Mometasone furoate delivered via Breezhaler^® and Twisthaler^® in patients with asthma

 

Introduction: Mometasone furoate (MF), an inhaled corticosteroid (ICS), is approved for the treatment of asthma. Previous studies suggest that MF Twisthaler^® doses of 800 and 200 µg and MF Breezhaler^® doses of 320 and 80 µg would elicit similar lung function effects, respectively. These MF doses are also used in an indacaterol/MF combination in development for asthma. Since sensitivity to ICS is variable, individual patientsʼ ICS sensitivity (as measured by FEV1 decline on ICS weaning) was used to build a robust analysis model for the study data.
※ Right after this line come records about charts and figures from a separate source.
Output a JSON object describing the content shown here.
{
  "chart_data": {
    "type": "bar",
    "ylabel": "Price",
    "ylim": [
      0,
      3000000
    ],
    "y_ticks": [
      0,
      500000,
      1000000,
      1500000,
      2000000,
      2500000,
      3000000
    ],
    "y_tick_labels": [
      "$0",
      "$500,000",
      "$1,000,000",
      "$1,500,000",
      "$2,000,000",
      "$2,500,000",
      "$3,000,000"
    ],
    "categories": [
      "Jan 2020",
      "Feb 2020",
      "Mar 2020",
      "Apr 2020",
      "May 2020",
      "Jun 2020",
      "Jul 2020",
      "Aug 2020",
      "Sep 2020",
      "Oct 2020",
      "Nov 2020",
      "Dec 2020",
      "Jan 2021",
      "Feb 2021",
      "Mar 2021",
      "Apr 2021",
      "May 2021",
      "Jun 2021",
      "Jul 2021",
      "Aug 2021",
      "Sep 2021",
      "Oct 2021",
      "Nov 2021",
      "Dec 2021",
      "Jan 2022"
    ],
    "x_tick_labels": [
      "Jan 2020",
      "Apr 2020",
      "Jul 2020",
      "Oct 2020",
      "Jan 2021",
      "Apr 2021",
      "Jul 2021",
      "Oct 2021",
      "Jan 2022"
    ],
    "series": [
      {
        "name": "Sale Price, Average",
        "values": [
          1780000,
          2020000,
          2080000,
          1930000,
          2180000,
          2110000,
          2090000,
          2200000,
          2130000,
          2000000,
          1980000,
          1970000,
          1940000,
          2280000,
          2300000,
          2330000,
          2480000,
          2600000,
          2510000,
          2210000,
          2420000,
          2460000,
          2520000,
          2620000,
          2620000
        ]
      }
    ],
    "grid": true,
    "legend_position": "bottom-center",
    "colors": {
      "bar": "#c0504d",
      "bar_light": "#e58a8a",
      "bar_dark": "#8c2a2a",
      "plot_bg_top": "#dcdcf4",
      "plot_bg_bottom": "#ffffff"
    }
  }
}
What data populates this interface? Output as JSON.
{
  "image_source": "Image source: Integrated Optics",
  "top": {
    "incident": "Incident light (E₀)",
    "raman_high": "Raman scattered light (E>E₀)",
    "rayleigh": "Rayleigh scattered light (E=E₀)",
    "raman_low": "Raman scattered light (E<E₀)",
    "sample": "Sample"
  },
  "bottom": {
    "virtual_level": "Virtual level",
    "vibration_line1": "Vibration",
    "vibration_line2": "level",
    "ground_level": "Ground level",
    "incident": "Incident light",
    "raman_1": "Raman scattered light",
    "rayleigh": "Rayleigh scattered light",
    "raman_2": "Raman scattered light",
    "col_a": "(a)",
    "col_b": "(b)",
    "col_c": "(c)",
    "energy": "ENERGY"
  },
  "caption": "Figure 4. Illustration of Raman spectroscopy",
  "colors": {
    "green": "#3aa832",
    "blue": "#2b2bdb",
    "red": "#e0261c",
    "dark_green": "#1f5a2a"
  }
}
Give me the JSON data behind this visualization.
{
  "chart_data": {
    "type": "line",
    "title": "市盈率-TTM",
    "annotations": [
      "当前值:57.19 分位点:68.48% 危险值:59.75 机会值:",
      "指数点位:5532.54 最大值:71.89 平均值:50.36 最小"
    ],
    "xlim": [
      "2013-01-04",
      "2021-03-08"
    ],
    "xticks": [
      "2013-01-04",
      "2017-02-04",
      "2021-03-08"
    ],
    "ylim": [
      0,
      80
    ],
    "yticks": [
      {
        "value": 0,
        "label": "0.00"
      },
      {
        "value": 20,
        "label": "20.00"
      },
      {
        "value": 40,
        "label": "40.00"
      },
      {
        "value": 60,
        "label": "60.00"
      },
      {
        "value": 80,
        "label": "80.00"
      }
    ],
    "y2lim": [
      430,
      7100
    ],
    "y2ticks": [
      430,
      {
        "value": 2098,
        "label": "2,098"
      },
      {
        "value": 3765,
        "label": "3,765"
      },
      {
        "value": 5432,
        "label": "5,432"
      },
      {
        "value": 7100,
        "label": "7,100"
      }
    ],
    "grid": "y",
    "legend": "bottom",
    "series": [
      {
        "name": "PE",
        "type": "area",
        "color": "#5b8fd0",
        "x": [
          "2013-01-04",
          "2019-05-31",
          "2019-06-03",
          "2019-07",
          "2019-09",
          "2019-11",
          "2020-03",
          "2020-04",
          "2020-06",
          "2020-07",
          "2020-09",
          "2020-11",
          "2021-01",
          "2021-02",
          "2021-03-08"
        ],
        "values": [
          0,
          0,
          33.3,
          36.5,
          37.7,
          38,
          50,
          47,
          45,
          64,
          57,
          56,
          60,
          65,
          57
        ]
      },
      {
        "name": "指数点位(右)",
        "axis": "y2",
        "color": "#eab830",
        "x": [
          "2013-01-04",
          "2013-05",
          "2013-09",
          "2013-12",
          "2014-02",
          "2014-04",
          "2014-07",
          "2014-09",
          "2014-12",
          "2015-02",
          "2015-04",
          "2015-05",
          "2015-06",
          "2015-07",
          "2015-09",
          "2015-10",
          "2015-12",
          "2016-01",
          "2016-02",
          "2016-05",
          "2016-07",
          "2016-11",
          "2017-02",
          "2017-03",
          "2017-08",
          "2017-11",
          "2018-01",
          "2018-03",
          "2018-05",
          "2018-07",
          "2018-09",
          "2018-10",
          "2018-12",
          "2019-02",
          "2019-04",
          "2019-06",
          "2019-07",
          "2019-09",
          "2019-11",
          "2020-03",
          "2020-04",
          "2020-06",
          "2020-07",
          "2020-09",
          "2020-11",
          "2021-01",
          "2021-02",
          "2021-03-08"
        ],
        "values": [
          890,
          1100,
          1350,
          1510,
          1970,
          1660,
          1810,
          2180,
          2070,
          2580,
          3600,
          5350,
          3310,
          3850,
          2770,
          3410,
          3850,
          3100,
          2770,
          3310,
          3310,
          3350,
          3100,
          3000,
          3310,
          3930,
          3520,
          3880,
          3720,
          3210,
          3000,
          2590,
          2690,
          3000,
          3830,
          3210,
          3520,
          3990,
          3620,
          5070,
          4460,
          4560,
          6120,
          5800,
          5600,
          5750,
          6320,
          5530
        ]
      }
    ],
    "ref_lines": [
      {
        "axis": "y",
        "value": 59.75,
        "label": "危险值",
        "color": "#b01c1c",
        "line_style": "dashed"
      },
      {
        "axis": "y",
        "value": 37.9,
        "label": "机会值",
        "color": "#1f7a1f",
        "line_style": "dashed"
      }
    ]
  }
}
Methods: This was a randomized, double-blind, double-dummy, parallel-group, non-inferiority study of 739 adolescents and adults with asthma. MF was delivered with Breezhaler^® at daily doses of 80 and 320 µg and corresponding Twisthaler^® doses of 200 and 800 µg. The primary endpoint was trough FEV1 on Day 29 (non-inferiority margin: − 90 mL). Models with and without ICS sensitivity at baseline were used to analyze the data.

Results: In the model with ICS sensitivity the least squares (LS) mean difference (Δ) in trough FEV1 between MF 80 µg Breezhaler^® and MF 200 µg Twisthaler^® was 27 mL (95% CI − 34, 89); for MF 320 µg Breezhaler^® and MF 800 µg Twisthaler^® Δ was 0 mL (95% CI − 60, 61). In the model without ICS sensitivity Δ between MF 80 µg Breezhaler^® and MF 200 µg Twisthaler^® patients was 68 mL (0, 137) and 25 mL (− 43, 92) between MF 320 µg Breezhaler^® and MF 800 µg Twisthaler^®. Model diagnostics showed that using ICS sensitivity as a covariate improved the model.

Conclusion: MF 80 and 320 µg, delivered via Breezhaler^®, is non-inferior to MF at 200 and 800 µg, delivered via Twisthaler^®. Including ICS sensitivity in the model improves model robustness.